Carmencita, qué acaso en tu casa no te han enseñado a no hablar con extraños, carajo!

Pero lo decía de puro picón, porque en realidad, los gringos eran muy simpáticos… Pero yo no quería gritar ni decir palabrotas… Yo sólo quería que ella viera mi nombre en letras de molde; pero por más vueltas que le di al cementerio general nunca encontré a la Mónica esa y, naturalmente, jamás escribí el cuento aquel. Y abandoné la carrera de literatura el día en que Carmen Luisa me hizo ver que la literatura no servía para nada, devolviéndome mis veintisiete cartas en sus sobre originales, y sin abrir. Pero lo hizo por “ahorrarme la vergüenza”, pues según le dijo su mamá: “Los huérfanos sin herencia, que se ganan la vida haciendo fuegos de artificio, nunca han sido buenos escritores”. Pobre criatura. Y decidí abandonar Arequipa la noche que el vigilante de su cuadra me contó: “que el papá de la señorita Carmencita la había sacado de la escuela de arte para mandarla a Argentina a estudiar una carrera de verdad”. Y también se la llevó, creo yo, porque el viejo ya estaba harto de los cholos feos que tocaban el timbre de su casa con cara de conejos asustados, impresionados por la placa que ostentaba cuatro apellidos peninsulares, y preguntaban con voz cavernosa: “¿Está Carmencita?”. Fue cuando las calles del centro de la ciudad, a eso de las dos de la tarde, se me hicieron realmente insoportables y entonces me asaltó la triste certidumbre de que en mi propia ciudad ya nunca sería feliz.

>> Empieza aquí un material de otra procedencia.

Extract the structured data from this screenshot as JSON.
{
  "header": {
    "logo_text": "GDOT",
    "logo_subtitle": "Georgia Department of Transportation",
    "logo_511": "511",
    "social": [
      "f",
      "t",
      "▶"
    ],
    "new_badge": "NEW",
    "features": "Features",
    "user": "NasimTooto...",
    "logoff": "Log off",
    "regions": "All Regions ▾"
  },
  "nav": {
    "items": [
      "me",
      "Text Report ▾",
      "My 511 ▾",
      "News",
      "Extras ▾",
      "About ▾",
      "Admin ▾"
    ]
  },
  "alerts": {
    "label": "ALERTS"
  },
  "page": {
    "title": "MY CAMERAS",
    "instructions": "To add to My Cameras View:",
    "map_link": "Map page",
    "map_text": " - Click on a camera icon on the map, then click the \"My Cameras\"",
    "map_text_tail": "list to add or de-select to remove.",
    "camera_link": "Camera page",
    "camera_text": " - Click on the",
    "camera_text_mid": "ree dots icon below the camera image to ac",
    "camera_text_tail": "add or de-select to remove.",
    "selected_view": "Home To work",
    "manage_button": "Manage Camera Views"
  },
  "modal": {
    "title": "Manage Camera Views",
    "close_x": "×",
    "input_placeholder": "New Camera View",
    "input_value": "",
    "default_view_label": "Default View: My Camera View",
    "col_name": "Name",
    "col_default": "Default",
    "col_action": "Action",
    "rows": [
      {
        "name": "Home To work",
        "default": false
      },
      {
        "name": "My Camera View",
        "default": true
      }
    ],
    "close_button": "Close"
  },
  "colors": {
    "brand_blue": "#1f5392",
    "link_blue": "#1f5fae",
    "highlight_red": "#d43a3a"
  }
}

Pero quizás sólo tengo que volver, para recuperar mi juventud perdida, para tener nuevamente diecinueve años, volver a empaquetar pólvora en el taller de mi tío, encontrar el tema relacionado con las tradiciones, leyendas y misterios de Arequipa, reencontrar a Carmencita, llevarla al café del búho y, ahí mismo, ponerme a escribir un cuento para ella: “Había una vez, en una ciudad de fábula con habitantes de pesadilla, un aprendiz de poeta que…”.